Although Rainbird is rules-based it’s also an inference engine. It doesn’t work like a traditional rules engines because it doesn’t analyse rules in a predefined flow. Instead, Rainbird’s model judges any uncertainties, both in the rules within a provided Knowledge Map (an ontology), and/or any data it has been provided or has access to. It uses uncertainty to help query plan, eventually providing a distribution of answers with their associated certainties (and an evidence chain for each). Rainbird is goal based – you ask it a question and it works to find the best possible solution.

Model Construction

Rainbird works by juggling probabilities, so the author of a Knowledge Map does not need to define rule flows, decision trees, or similar brittle structures. Rainbird navigates the logic using the Knowledge Map. The Rainbird author only needs to describe, in small and, if necessary uncertain chunks, the logic they believe to be true about their domain of expertise. They do not need to start with the big picture.

This results in models that are powerful, multi-purpose, reusable, and manageable. The author can make changes to each rule atomically, without having to propagate downstream changes through a decision tree or similar structure.
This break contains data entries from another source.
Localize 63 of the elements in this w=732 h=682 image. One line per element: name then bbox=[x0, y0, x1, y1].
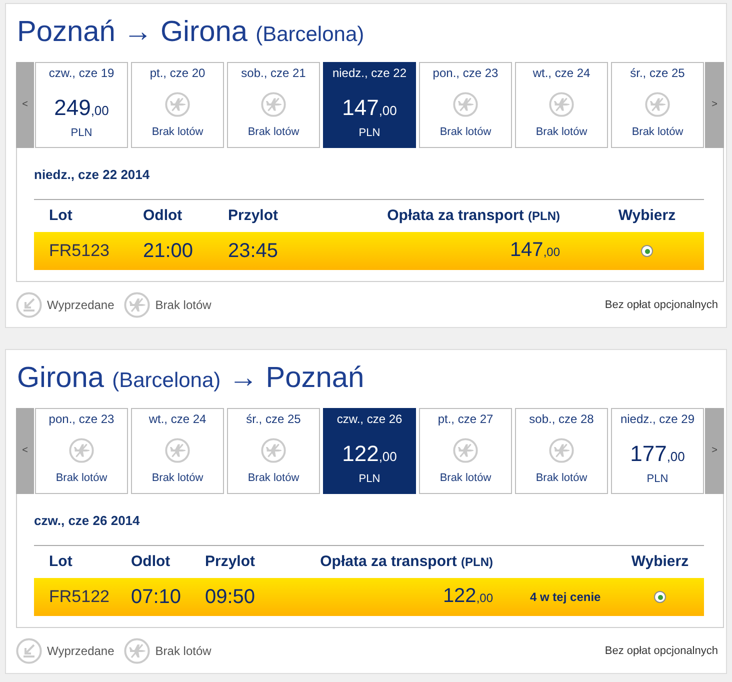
previous-dates-button[interactable]: < bbox=[16, 62, 34, 148]
crossed-plane-icon bbox=[165, 438, 190, 463]
flight-row[interactable]: FR5123 21:00 23:45 147,00 bbox=[34, 232, 704, 270]
crossed-plane-icon bbox=[549, 92, 574, 117]
departure-time: 21:00 bbox=[143, 239, 194, 263]
crossed-plane-icon bbox=[69, 438, 94, 463]
date-tile[interactable]: wt., cze 24 Brak lotów bbox=[131, 408, 224, 494]
flight-number: FR5123 bbox=[49, 241, 110, 261]
date-tile[interactable]: czw., cze 19 249,00 PLN bbox=[35, 62, 128, 148]
date-tile[interactable]: śr., cze 25 Brak lotów bbox=[611, 62, 704, 148]
date-tile[interactable]: niedz., cze 29 177,00 PLN bbox=[611, 408, 704, 494]
fees-note: Bez opłat opcjonalnych bbox=[604, 298, 718, 312]
column-header: Przylot bbox=[228, 207, 278, 225]
flight-row[interactable]: FR5122 07:10 09:50 122,00 4 w tej cenie bbox=[34, 578, 704, 616]
crossed-plane-icon bbox=[261, 92, 286, 117]
select-radio[interactable] bbox=[641, 245, 653, 257]
column-header: Opłata za transport (PLN) bbox=[387, 207, 560, 225]
column-header: Wybierz bbox=[631, 553, 689, 571]
crossed-plane-icon bbox=[453, 438, 478, 463]
crossed-plane-icon bbox=[124, 292, 150, 318]
date-tile[interactable]: sob., cze 28 Brak lotów bbox=[515, 408, 608, 494]
previous-dates-button[interactable]: < bbox=[16, 408, 34, 494]
column-header: Lot bbox=[49, 207, 72, 225]
next-dates-button[interactable]: > bbox=[705, 408, 724, 494]
crossed-plane-icon bbox=[165, 92, 190, 117]
column-header: Wybierz bbox=[618, 207, 676, 225]
select-radio[interactable] bbox=[654, 591, 666, 603]
date-tile[interactable]: pon., cze 23 Brak lotów bbox=[35, 408, 128, 494]
fare-price: 147,00 bbox=[510, 238, 560, 263]
column-header: Odlot bbox=[131, 553, 170, 571]
date-tile[interactable]: sob., cze 21 Brak lotów bbox=[227, 62, 320, 148]
date-tile[interactable]: pt., cze 27 Brak lotów bbox=[419, 408, 512, 494]
crossed-plane-icon bbox=[549, 438, 574, 463]
arrival-time: 09:50 bbox=[205, 585, 256, 609]
date-tile[interactable]: pon., cze 23 Brak lotów bbox=[419, 62, 512, 148]
column-header: Lot bbox=[49, 553, 72, 571]
next-dates-button[interactable]: > bbox=[705, 62, 724, 148]
departure-time: 07:10 bbox=[131, 585, 182, 609]
column-header: Opłata za transport (PLN) bbox=[320, 553, 493, 571]
route-title: Girona (Barcelona) → Poznań bbox=[17, 361, 364, 396]
legend-label: Wyprzedane bbox=[47, 644, 114, 658]
seats-left-note: 4 w tej cenie bbox=[530, 590, 601, 604]
date-tile[interactable]: śr., cze 25 Brak lotów bbox=[227, 408, 320, 494]
crossed-plane-icon bbox=[261, 438, 286, 463]
fare-price: 122,00 bbox=[442, 584, 493, 609]
column-header: Odlot bbox=[143, 207, 182, 225]
crossed-plane-icon bbox=[453, 92, 478, 117]
date-tile[interactable]: niedz., cze 22 147,00 PLN bbox=[323, 62, 416, 148]
selected-date: czw., cze 26 2014 bbox=[34, 513, 140, 529]
column-header: Przylot bbox=[205, 553, 256, 571]
fees-note: Bez opłat opcjonalnych bbox=[604, 644, 718, 658]
date-tile[interactable]: pt., cze 20 Brak lotów bbox=[131, 62, 224, 148]
flight-number: FR5122 bbox=[49, 587, 110, 607]
route-title: Poznań → Girona (Barcelona) bbox=[17, 15, 364, 50]
arrival-time: 23:45 bbox=[228, 239, 278, 263]
selected-date: niedz., cze 22 2014 bbox=[34, 167, 150, 183]
crossed-plane-icon bbox=[645, 92, 670, 117]
legend-label: Brak lotów bbox=[155, 644, 212, 658]
date-tile[interactable]: czw., cze 26 122,00 PLN bbox=[323, 408, 416, 494]
legend-label: Brak lotów bbox=[155, 298, 212, 312]
date-tile[interactable]: wt., cze 24 Brak lotów bbox=[515, 62, 608, 148]
crossed-plane-icon bbox=[124, 638, 150, 664]
legend-label: Wyprzedane bbox=[47, 298, 114, 312]
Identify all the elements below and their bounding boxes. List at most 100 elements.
This removes the management burden suffered with most top down rules engines.

Discovery

Rainbird models can also discover new facts through interaction and can be strengthened by taking feedback from the decisions it has made and from external data.

Multi Solution Models

Knowledge Maps constructed in Rainbird are semantic models of human expertise, and a single model can be capable of answering multiple questions. Typical rules engines are only capable of answering a single question for which they were designed. This is especially powerful when you link Knowledge Maps together from multiple authors, giving Rainbird an ability to draw inferences from a larger model. In this situation it is often the case that Rainbird is able to solve queries that the Authors may not have been able to do on their own.

Absence of data

Because Rainbird deals in uncertainties, it is able to make inferences and reach conclusions even if it doesn’t have all the data. When data is missing, or is very uncertain (as might be the case if the user can’t adequately provide a confident answer to a question), Rainbird will try and find other data to to help. Eventually it will reach a conclusion, even if it is with reduced certainty. In all cases, Rainbird can explain its reasoning both for its answers and level of confidence in those answers.